Gugus–gugus fungsi lignin
Gugus
fungsi sangat mempengaruhi reaktivitas lignin. Teknik-teknik analisis modern
telah banyak dikembangkan untuk mengidentifikasi gugus fungsi lignin terutama
spektroskopi (UV, IR, 1H NMR dan 13C NMR). Sjöström
(1995) menyatakan bahwa perkusor-perkusor polimer lignin mengandung gugus-gugus
metoksil yang karaktersitik dan beberapa gugus aldehida ujung dalam rantai
samping. Hanya relatif sedikit gugus hidroksil fenolik yang bebas, yakni yang
berikatan dengan unit-unit fenil propana yang berdekatan. Terutama unit-unit
siringil dalam lignin kayu keras teresterifikasi secara ekstensif.
Disamping
gugus-gugus tersebut, gugus-gugus hidroksil alkohol dan gugus-gugus karbonil
dimasukkan kedalam polimer akhir selama proses polimerisasi dehidrogenatif.
Dalam beberapa spesies kayu cukup banyak gugus hidroksil alkohol
teresterifikasi dengan asam p-hidroksibenzoat atau asam p-hidroksisinamat.
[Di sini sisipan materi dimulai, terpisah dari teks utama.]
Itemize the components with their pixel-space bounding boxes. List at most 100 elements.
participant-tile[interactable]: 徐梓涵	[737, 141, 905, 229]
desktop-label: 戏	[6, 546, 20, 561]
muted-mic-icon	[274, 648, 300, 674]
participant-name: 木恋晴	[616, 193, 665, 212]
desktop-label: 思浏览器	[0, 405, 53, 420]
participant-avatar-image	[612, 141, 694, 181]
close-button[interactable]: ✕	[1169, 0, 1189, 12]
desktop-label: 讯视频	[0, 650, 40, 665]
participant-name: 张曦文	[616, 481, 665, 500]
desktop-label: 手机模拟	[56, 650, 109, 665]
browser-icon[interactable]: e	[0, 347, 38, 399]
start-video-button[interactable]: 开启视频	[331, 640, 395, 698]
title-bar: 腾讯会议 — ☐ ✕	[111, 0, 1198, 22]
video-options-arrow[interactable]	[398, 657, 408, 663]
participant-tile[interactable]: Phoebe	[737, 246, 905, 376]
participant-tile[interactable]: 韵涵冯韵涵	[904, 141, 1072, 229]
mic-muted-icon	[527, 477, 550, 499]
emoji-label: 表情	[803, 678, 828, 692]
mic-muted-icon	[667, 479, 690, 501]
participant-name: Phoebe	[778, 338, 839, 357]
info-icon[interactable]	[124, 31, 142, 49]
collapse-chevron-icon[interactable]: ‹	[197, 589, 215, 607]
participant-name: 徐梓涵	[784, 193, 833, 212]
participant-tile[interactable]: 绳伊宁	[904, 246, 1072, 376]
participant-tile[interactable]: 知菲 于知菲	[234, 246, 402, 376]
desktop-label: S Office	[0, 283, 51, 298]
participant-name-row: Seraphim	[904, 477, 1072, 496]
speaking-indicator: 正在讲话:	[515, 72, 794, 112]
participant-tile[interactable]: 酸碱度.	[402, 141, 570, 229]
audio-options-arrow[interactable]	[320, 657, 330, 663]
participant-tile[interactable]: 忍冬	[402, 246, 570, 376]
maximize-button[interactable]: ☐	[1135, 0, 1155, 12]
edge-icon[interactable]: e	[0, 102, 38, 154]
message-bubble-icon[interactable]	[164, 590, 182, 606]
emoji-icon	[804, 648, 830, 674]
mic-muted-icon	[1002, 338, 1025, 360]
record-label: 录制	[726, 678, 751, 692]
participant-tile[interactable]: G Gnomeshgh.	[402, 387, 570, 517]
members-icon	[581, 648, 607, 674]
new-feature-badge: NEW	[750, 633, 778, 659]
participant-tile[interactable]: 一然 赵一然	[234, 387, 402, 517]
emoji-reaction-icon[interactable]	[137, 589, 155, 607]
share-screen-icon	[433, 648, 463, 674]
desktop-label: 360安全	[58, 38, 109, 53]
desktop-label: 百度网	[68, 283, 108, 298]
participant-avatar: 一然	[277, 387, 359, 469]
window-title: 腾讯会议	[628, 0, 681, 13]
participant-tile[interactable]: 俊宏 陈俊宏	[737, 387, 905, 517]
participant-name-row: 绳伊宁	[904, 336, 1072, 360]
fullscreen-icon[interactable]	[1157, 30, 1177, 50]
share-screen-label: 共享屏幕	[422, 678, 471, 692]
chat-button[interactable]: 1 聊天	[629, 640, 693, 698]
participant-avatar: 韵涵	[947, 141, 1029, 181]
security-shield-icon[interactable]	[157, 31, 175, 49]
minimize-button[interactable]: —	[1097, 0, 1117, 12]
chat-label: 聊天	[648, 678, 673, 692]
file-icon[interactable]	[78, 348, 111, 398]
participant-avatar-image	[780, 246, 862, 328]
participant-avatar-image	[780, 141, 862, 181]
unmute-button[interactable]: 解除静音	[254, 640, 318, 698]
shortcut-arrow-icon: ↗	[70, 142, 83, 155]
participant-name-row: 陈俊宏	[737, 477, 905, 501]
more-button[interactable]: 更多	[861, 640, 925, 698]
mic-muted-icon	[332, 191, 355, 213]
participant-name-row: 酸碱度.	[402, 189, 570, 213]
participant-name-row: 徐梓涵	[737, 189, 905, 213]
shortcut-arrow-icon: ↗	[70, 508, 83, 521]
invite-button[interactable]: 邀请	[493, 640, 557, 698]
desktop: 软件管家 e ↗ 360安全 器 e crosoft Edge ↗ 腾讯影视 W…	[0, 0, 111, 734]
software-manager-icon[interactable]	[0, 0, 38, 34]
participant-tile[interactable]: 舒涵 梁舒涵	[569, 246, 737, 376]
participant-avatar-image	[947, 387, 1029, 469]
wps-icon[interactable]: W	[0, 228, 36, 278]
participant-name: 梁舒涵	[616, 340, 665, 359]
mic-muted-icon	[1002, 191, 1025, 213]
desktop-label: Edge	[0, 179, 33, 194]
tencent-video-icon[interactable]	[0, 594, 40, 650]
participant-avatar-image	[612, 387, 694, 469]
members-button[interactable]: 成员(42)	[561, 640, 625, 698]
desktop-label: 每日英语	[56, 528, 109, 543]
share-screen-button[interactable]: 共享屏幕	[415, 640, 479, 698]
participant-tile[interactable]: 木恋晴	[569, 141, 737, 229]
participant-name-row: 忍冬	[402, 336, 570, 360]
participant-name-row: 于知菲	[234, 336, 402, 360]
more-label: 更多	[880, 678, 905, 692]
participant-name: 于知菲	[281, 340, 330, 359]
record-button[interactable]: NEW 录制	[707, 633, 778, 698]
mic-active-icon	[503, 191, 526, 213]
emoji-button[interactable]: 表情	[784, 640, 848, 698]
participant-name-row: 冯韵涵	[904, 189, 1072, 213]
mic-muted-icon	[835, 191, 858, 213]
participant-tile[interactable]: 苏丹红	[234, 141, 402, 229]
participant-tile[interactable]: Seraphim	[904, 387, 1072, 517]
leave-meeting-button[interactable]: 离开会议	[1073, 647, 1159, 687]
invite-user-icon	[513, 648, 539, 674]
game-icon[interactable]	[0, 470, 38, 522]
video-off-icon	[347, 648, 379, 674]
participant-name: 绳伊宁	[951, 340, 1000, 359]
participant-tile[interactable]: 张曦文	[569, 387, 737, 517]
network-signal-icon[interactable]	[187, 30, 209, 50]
Ester-ester dari asam p-hidroksibenzoat adalah khas dalam lignin aspen,
sedangkan ester-ester dalam asam p-hidroksisinamat terdapat dalam lignin bambu
dan rumput. Asam-asam tersebut lebih suka membentuk ester-ester dengan gugus
γ-hidroksil dalam rantai samping lignin.
Tabel 2.2.
Gugus-gugus Fungsi Lignin (setiap 100 unit C6C3)
(Sumber :
Sjöström, 1995)
Gugus
|
Lignin
Kayu Lunak
|
Lignin
Kayu Keras
|
Metoksil
|
92-97
|
139-158
|
Hidroksil
Fenol
|
15-30
|
10-15
|
Benzil
alkohol
|
30-40
|
50-50
|
Karbonil
|
10-15
|
-
|
Aplikasi dan kegunaan lignin
Menurut
Sucipto (2009) secara garis besar kegunaan lignin dapat digolongkan menjadi
tiga kelompok yaitu sebagai bahan bakar, sebagai produk polimer, dan sebagai
sumber-sumber bahan kimia dengan berat molekul rendah. Bahan-bahan kimia
berberat molekul rendah yang dapat dihasilkan dari lignin adalah vanilin,
aldehida, asam vanilat, fenol, asam karbonat, benzena dan sebagainya. Lignin
juga merupakan bahan mentah yang sangat baik untuk pembuatan serat sintetik
seperti nilon, bahan farmasi dan pewarna yang baik.
Menurut
Rudatin (1989) dalam Heradewi (2007), kemampuan lignin untuk meredam kekuatan
mekanis yang dikenakan pada kayu, memungkinkan usaha pemanfaatan lignin sebagai
bahan perekat (adhesive) dan bahan
pengikat (binder) pada papan partikel (particle
board) dan kayu lapis (plywood).
Ketahanan terhadap perlakuan biokimia (fisiologis) dan perlakuan kimia didalam
batang melalui mekanisme enzimatik dan reaksi redoks, memungkinkan lignin untuk
diolah lebih lanjut menjadi zat antioksidan. Pemanfaatan lainnya dari lignin
yaitu dapat dijadikan sebagai bahan bakar jika dibuat dalam jumlah besar dan
dalam keadaan benar-benar kering.
Lignin
relatif lebih tinggi kandungan atom C dan H-nya, namun kandungan O-nya lebih
rendah dibandingkan selulosa dan hemiselulosa, dan lignin sebagai bahan bakar
lebih bernilai dibanding selulosa dan hemiselulosa karena nilai panas pembakarannya
lebih besar.
Pada
industri pulp dan kertas, lignin dipisahkan dari selulosa untuk menghasilkan
pulp. Lignin memberikan pengaruh yang kurang baik terhadap pulp, yaitu warna
maupun sifat fisik pulp, lamanya waktu penggilingan pulp berbanding terbalik
dengan jumlah lignin yang dikandung oleh pulp. Apabila pulp mengandung kadar
lignin tinggi akan sukar digiling dan menghasilkan lembaran dengan kekuatan
rendah (Heradewi, 2007).
Degradasi Lignin pada Proses Pulp Kraft
Pulp
merupakan hasil pemisahan serat kayu atau tanaman berserat yang terdiri dari
komponen kimia, yaitu: selulosa, hemiselulosa, lignin ekstraktif, dan mineral
melalui bermacam- macam proses yang di sebut pulping. Pulp memiliki kandungan serat yang berasal dari kayu atau
bahan lignocellulosic lainnya yang
dipisahkan melalui aksi mekanis dan atau kimia (Kocurek, 1983).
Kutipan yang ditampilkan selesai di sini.